Politica

Lettera appello a Renzi sul poliziotto Tortosa

Illustre signor presidente Matteo Renzi, questa è una supplica. La preghiamo di intervenire per porre fine a un'ingiustizia talmente macroscopica da danneggiare la reputazione dell'Italia e, in particolare, del governo. Ci riferiamo alla vicenda di Fabio Tortosa, agente di pubblica sicurezza sospeso dal servizio per aver dichiarato a una radio, e scritto su un social network, che sarebbe pronto a eseguire di nuovo, come fece nel 2001, l'ordine di entrare nella scuola Diaz di Genova, mentre erano in corso turbolenze collaterali al famoso o famigerato G8.

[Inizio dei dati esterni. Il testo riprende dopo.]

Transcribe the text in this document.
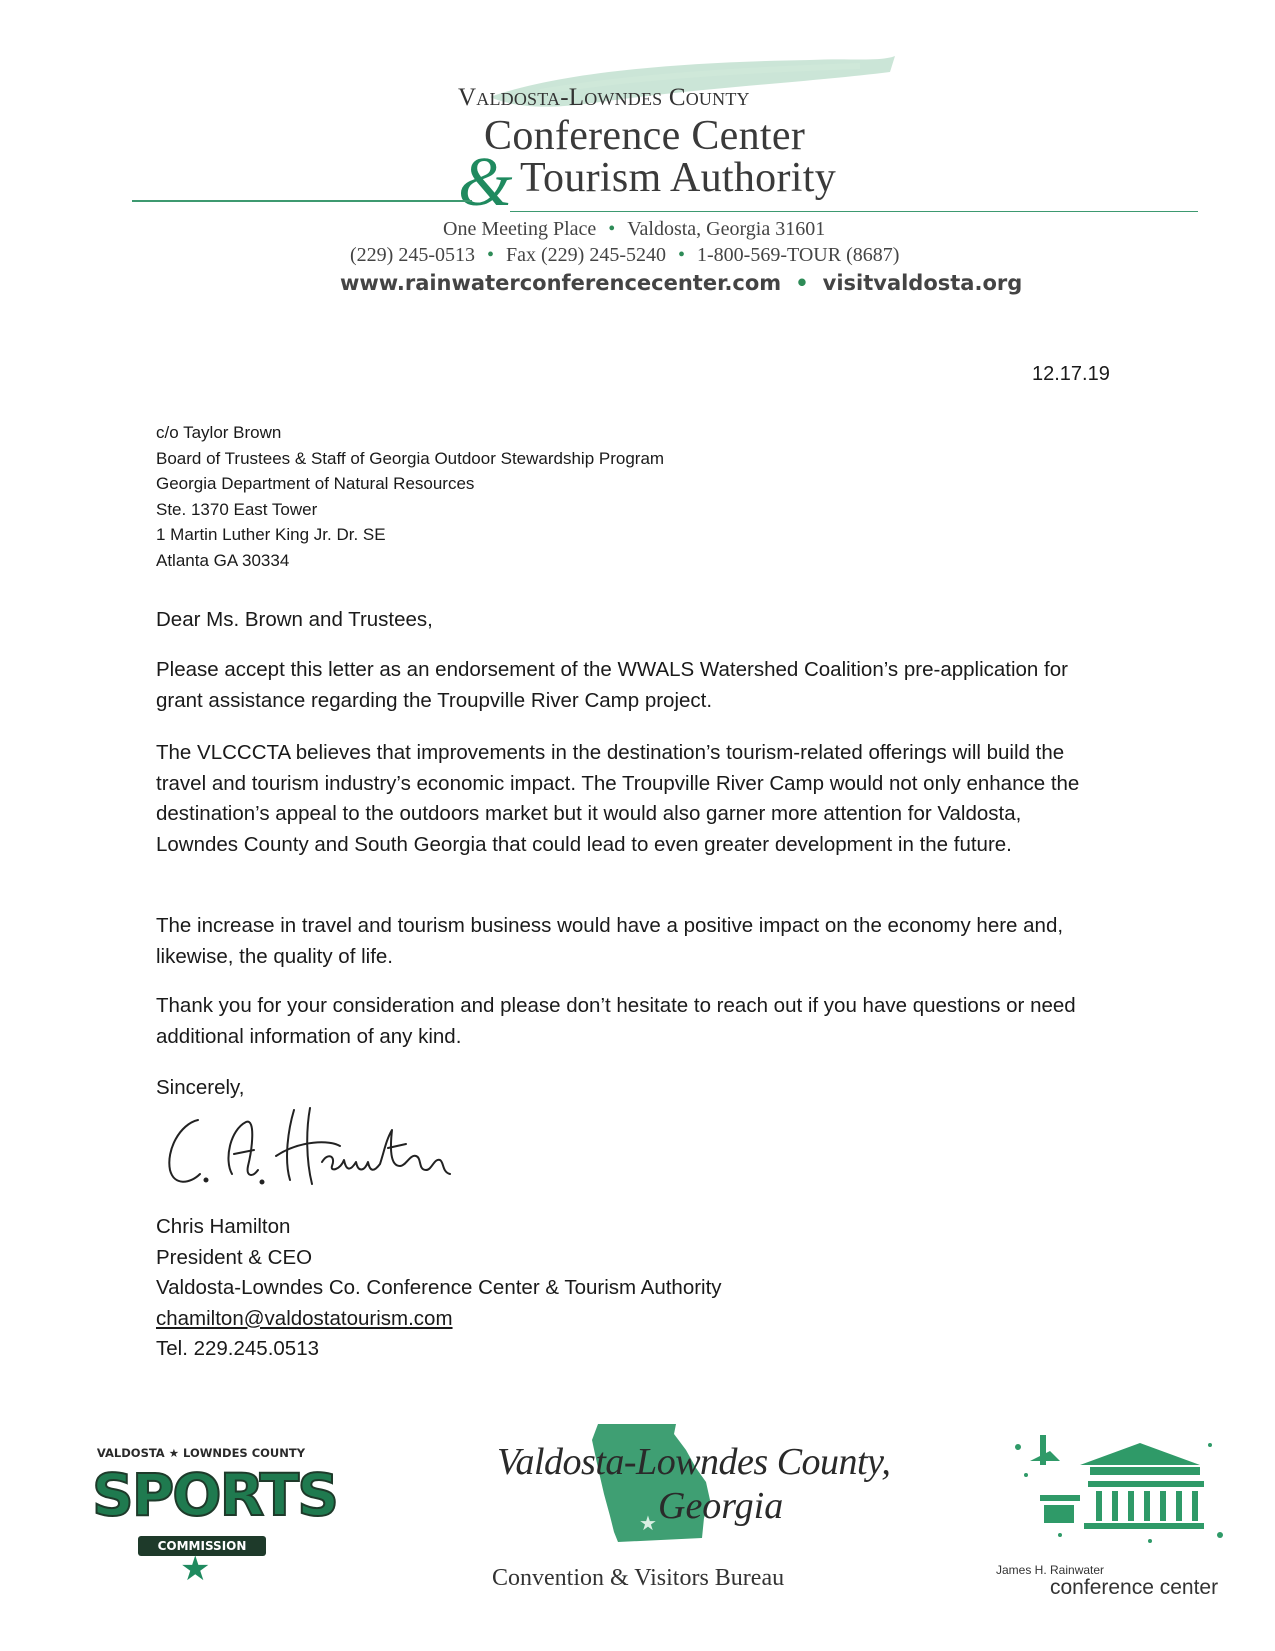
Valdosta-Lowndes County
Conference Center
& Tourism Authority
One Meeting Place • Valdosta, Georgia 31601
(229) 245-0513 • Fax (229) 245-5240 • 1-800-569-TOUR (8687)
www.rainwaterconferencecenter.com • visitvaldosta.org
12.17.19
c/o Taylor Brown
Board of Trustees & Staff of Georgia Outdoor Stewardship Program
Georgia Department of Natural Resources
Ste. 1370 East Tower
1 Martin Luther King Jr. Dr. SE
Atlanta GA 30334
Dear Ms. Brown and Trustees,

Please accept this letter as an endorsement of the WWALS Watershed Coalition’s pre-application for grant assistance regarding the Troupville River Camp project.

The VLCCCTA believes that improvements in the destination’s tourism-related offerings will build the travel and tourism industry’s economic impact. The Troupville River Camp would not only enhance the destination’s appeal to the outdoors market but it would also garner more attention for Valdosta, Lowndes County and South Georgia that could lead to even greater development in the future.

The increase in travel and tourism business would have a positive impact on the economy here and, likewise, the quality of life.

Thank you for your consideration and please don’t hesitate to reach out if you have questions or need additional information of any kind.

Sincerely,
Chris Hamilton
President & CEO
Valdosta-Lowndes Co. Conference Center & Tourism Authority
chamilton@valdostatourism.com
Tel. 229.245.0513
VALDOSTA ★ LOWNDES COUNTY
SPORTS
COMMISSION
★
★
Valdosta-Lowndes County,
Georgia
Convention & Visitors Bureau	James H. Rainwater
conference center
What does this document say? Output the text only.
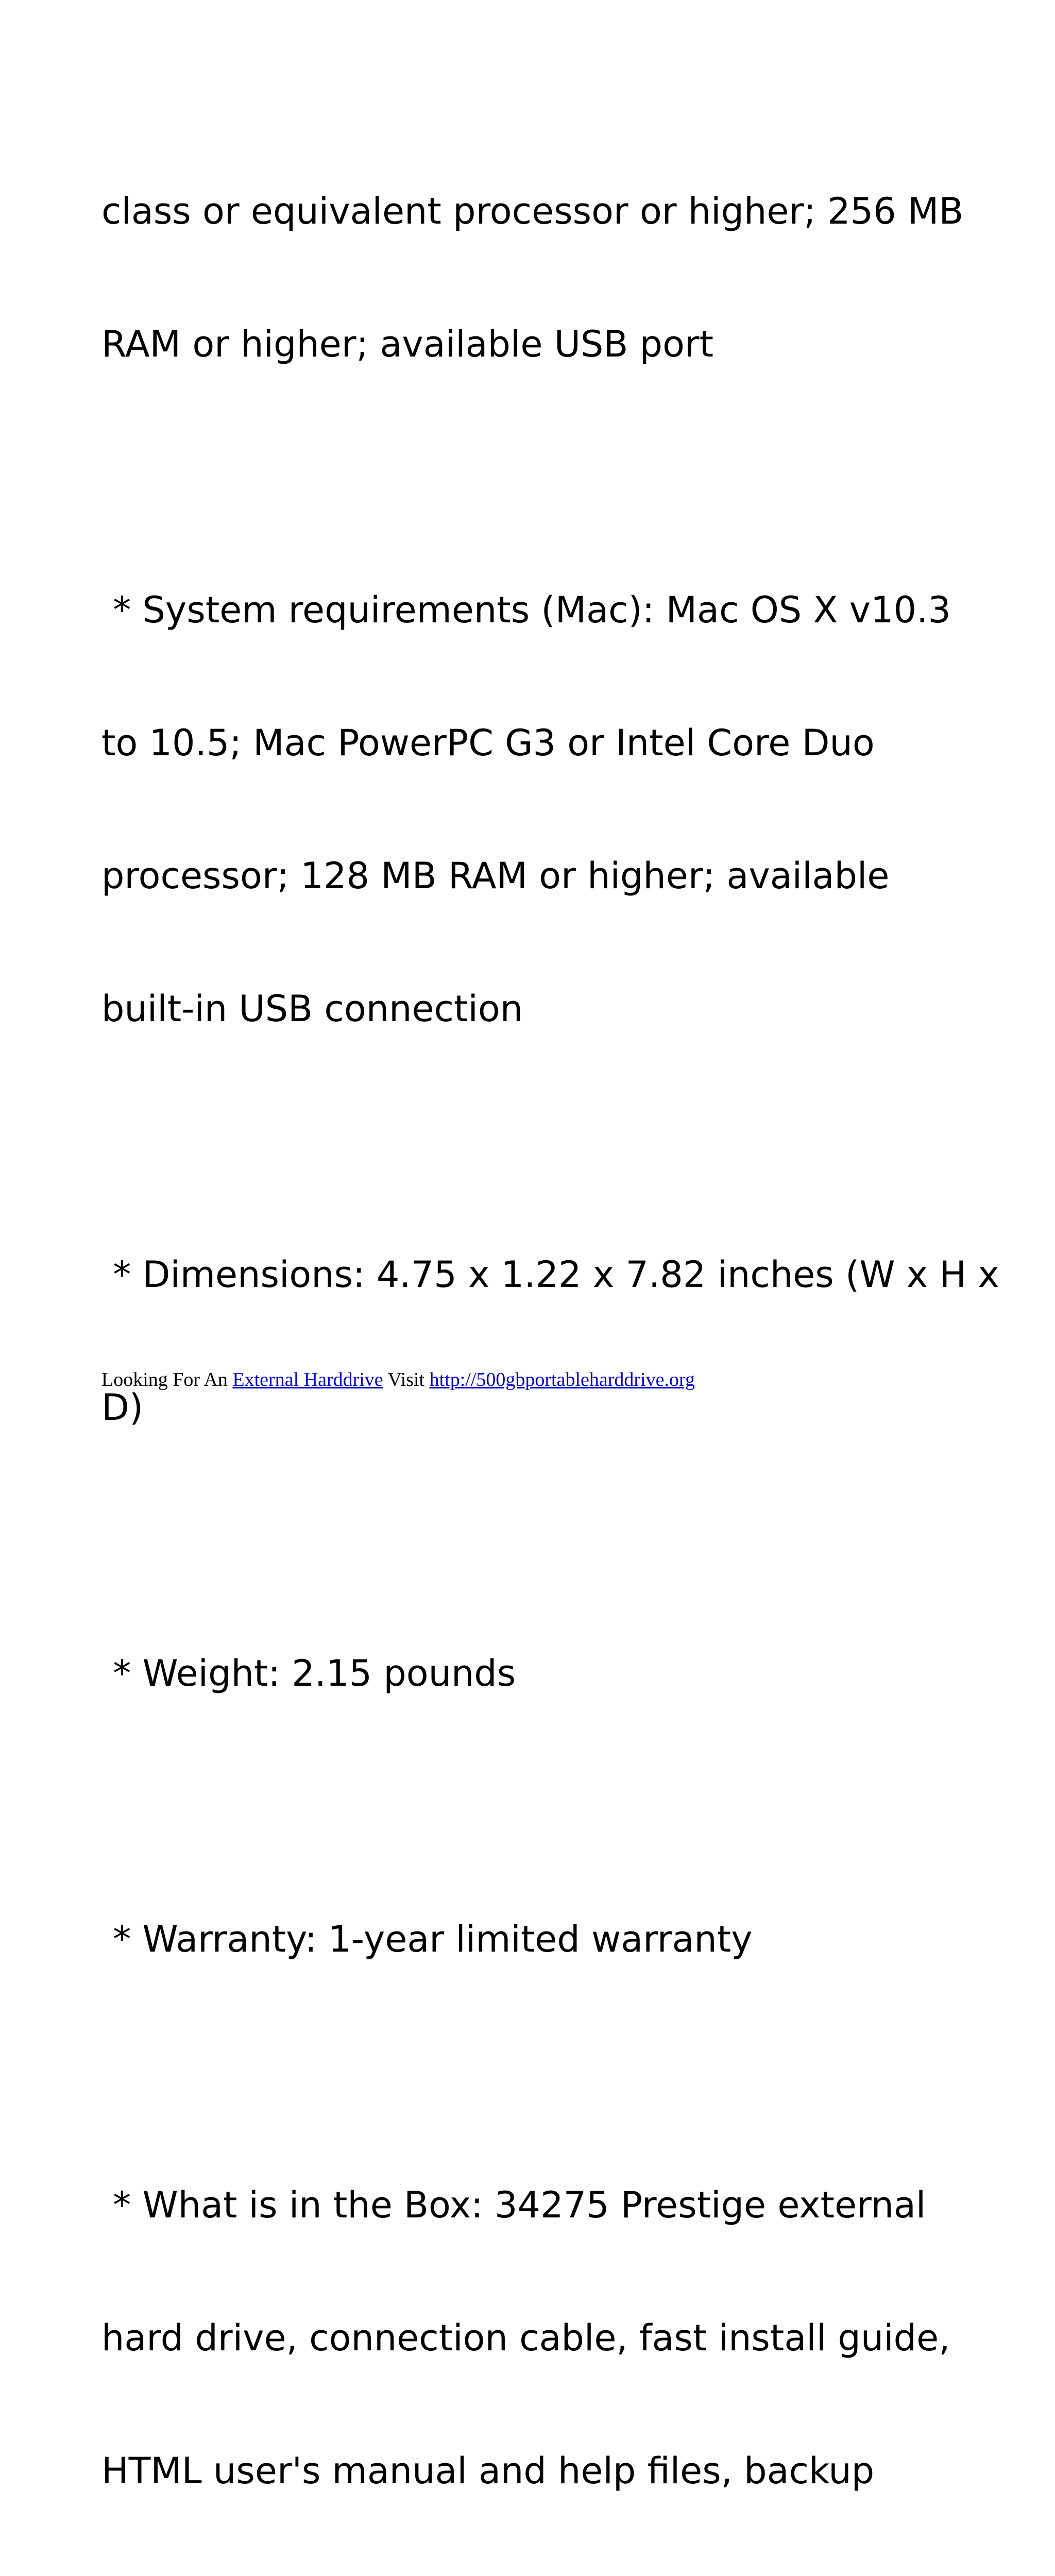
class or equivalent processor or higher; 256 MB

RAM or higher; available USB port

* System requirements (Mac): Mac OS X v10.3

to 10.5; Mac PowerPC G3 or Intel Core Duo

processor; 128 MB RAM or higher; available

built-in USB connection

* Dimensions: 4.75 x 1.22 x 7.82 inches (W x H x

D)

* Weight: 2.15 pounds

* Warranty: 1-year limited warranty

* What is in the Box: 34275 Prestige external

hard drive, connection cable, fast install guide,

HTML user's manual and help files, backup

Looking For An External Harddrive Visit http://500gbportableharddrive.org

Egli, contrariamente a tanti suoi colleghi, non è stato indagato né processato per aver partecipato a quella discussa operazione. Ciò significa che non commise reati o abusi; pertanto, nel dire che non esiterebbe a rifare ciò che fece all'epoca, ribadisce la propria onestà: e cioè che ubbidirebbe ai comandi dei superiori senza violare la legge, oggi come ieri. È evidente che nel confermare fedeltà al corpo di appartenenza, l'agente non ha assolutamente sgarrato, e punirlo per questo è stato un atto di prepotenza illegittimo. Fabio Tortosa non ha approvato la condotta dei colleghi che sbagliarono e che sono stati condannati, ma sottolineato la propria correttezza nella circostanza, aggiungendo: qualora mi trovassi in frangenti analoghi, non mi tirerei indietro e agirei con la medesima rettitudine.

Questo è il senso inequivocabile delle sue parole. Chi le ha travisate o è in malafede o non conosce la nostra lingua. Il capo della polizia, Alessandro Pansa, che ha sanzionato l'agente, si è macchiato di un grave errore che offende chi indossa la divisa. Forse il massimo dirigente della polizia è stato spinto ad assumere l'iniquo provvedimento dal Viminale per ragioni di bassa bottega politica? Oppure allo scopo di placare polemiche pretestuose dopo che l'Europa aveva ingiunto al nostro Paese di introdurre il reato (...)

(...) di tortura? La nostra fantasia, pur fervida, non riesce a immaginare altre eventuali motivazioni se non quella, valida per ogni essere umano, che l'ora del coglione piglia tutti almeno una volta al giorno. In ogni caso, dato per scontato che chiunque nella vita è soggetto a sbarellare, qui si tratta di rimediare a una topica, restituendo a Tortosa - vittima di un sopruso che grida vendetta - non solo il posto di lavoro, ma anche la dignità e la reputazione.

Lei, signor premier, in questa storia surreale non ha responsabilità. Non la accusiamo di niente, ci mancherebbe. Ci limitiamo a segnalarle che, se non risolverà il problema, facendo leva sulla sua autorevolezza, idonea a ripristinare un minimo di equilibrio nei procedimenti disciplinari verso i servitori dello Stato, il governo perpetuerà, avallandola, un'ingiustizia intollerabile. Ingiustizia che provocherà risentimento nelle forze dell'ordine e nei cittadini che a esse si affidano con gratitudine.

Insomma, presidente, la imploriamo per il bene comune di attivarsi affinché questa sporca faccenda si chiuda. Se sarà lei a sistemare la questione con un gesto di equanimità, il merito le sarà unanimemente riconosciuto. Dimostri di essere migliore di coloro i quali dovrebbero aiutarla. Non ci vuole molto.